As a teenager I worked for awhile picking strawberries, and I can tell you that field work is exhausting, back-breaking labor, and certainly not worth working for Florida’s princely sum of $6.40 an hour. If they paid a decent wage, they might be able to find people to work for them, foreign or not. “Then the cost of citrus would be too high”, I hear America whining. Well, wait till you see the shortage-induced cost of your oranges this winter (when you can find them), especially after the high cost of hauling it in gasoline-powered trucks gets added in. At least if they paid a living wage to the people who pick our food we could have the moral satisfaction of knowing that there was for a good reason for paying the higher price.

This also belies the cri de coeur of the anti-immigration Right that Americans go without jobs because those damned Mexicans (Ronald Reagan: "You'd be surprised; they're all different countries!") take them all. Right now, famed human rights activist James Sensenbrenner is hard at work pushing this xenophobic crack in the chamber of the House, and the gullible American masses buy this racist horseshit, especially the poor, who have been so screwed by the Bush economic policy of eliminating labor outright when it can't be forced into a sweatshop. They not only buy it, it makes them feel all warm and righteous inside, the way that only hate with a clear conscience combined with sheer ignorance can induce. Oh, yes, they're just dying to get their hands on jobs like these:
"Farm work is considered to be second only to mining in the rating of most hazardous occupations. There is a high exposure to pesticides through topical exposure, inhalation, and ingestion, resulting in the highest rate of toxic chemical injuries of any group in the United States. Farm injuries, exposure to heat and sun, and poor sanitation in the fields are other factors that contribute to the dangers of this work. Every year nearly three hundred children die and twenty-four thousand are injured in farm work.
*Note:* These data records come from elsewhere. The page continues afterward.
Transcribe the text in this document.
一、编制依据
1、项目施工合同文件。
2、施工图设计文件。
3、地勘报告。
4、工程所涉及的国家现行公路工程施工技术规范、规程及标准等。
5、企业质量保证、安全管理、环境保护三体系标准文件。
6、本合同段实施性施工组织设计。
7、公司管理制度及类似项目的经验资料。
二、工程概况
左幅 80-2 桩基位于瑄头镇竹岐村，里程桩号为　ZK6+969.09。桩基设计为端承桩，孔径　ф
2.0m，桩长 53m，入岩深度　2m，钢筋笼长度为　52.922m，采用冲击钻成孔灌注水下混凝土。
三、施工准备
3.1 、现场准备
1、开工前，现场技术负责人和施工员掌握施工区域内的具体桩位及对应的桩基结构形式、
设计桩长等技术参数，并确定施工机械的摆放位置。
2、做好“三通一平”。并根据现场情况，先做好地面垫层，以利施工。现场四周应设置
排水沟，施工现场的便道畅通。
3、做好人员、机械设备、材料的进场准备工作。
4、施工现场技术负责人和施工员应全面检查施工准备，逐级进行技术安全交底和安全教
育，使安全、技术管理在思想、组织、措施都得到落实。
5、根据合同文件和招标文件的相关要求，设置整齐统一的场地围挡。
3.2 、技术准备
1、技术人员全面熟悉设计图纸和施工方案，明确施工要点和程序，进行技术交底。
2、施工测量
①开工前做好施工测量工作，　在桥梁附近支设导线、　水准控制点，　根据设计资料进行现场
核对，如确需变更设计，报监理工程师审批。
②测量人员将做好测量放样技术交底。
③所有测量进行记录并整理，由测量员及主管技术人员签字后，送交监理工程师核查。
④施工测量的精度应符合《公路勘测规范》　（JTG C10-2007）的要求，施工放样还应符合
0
Housing regulations attempt to provide decent living conditions for migrant workers, but housing is often overcrowded, poorly maintained, and lacking in ventilation, bathing facilities, and safe drinking water. These conditions contribute to an increased risk of accidents, sanitation-related diseases, and infectious diseases...
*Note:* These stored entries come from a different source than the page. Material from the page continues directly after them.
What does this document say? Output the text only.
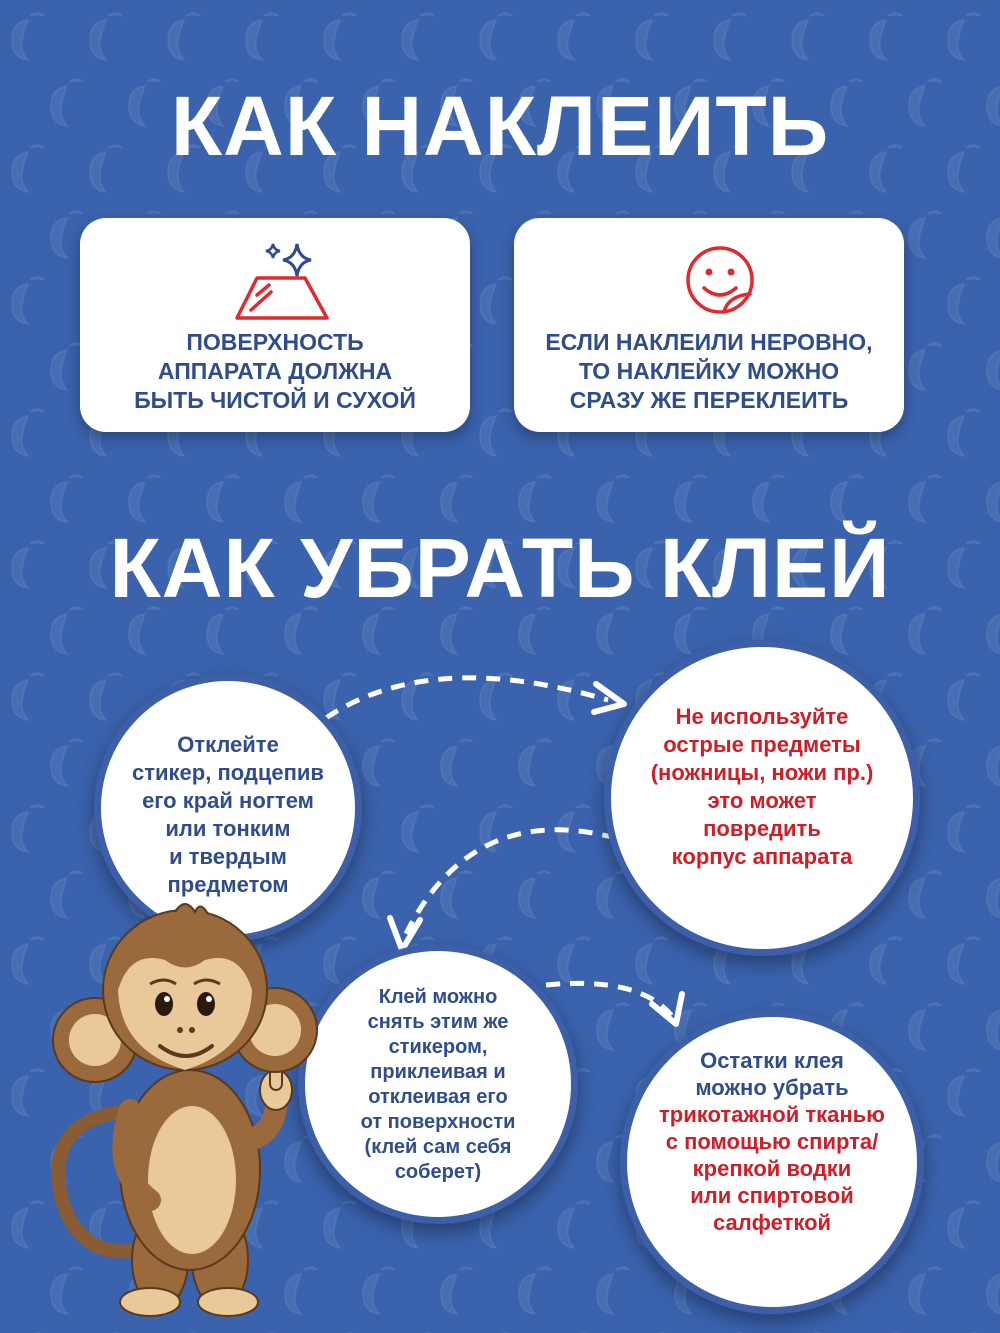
КАК НАКЛЕИТЬ
ПОВЕРХНОСТЬ
АППАРАТА ДОЛЖНА
БЫТЬ ЧИСТОЙ И СУХОЙ
ЕСЛИ НАКЛЕИЛИ НЕРОВНО,
ТО НАКЛЕЙКУ МОЖНО
СРАЗУ ЖЕ ПЕРЕКЛЕИТЬ
КАК УБРАТЬ КЛЕЙ
Отклейте
стикер, подцепив
его край ногтем
или тонким
и твердым
предметом
Не используйте
острые предметы
(ножницы, ножи пр.)
это может
повредить
корпус аппарата
Клей можно
снять этим же
стикером,
приклеивая и
отклеивая его
от поверхности
(клей сам себя
соберет)
Остатки клея
можно убрать
трикотажной тканью
с помощью спирта/
крепкой водки
или спиртовой
салфеткой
Unstable living and working conditions, conflicts arising from the process of acculturation, perceptions of mental illness, isolation, and discrimination all contribute to a high incidence of metal-health problems among migrant farmworkers. A 2000 study documented a 26.7 percent incidence of psychiatric disorders among a sample of male Mexican farmworkers in California. A national survey of migrant women showed that approximately 20 percent had experienced physical or sexual abuse during the previous year."
There's your American Dream. Why, it's a wonder there aren't overflow crowds beating down the unemployment office doors to get at these opportunities. At $6.40 an hour you can't go wrong!

Oh, hell...what's the use. The Republicans will use this to mitigate their damages and hang on to their incumbencies by the skins of their teeth, and then everything will go back to normal. In the meantime, as the Voting Rights Act dies a tortured death, we will continue our devolution back to a blatantly racist social construct. Maybe Hate Radio will eventually rid us of the Tutsis in our midst.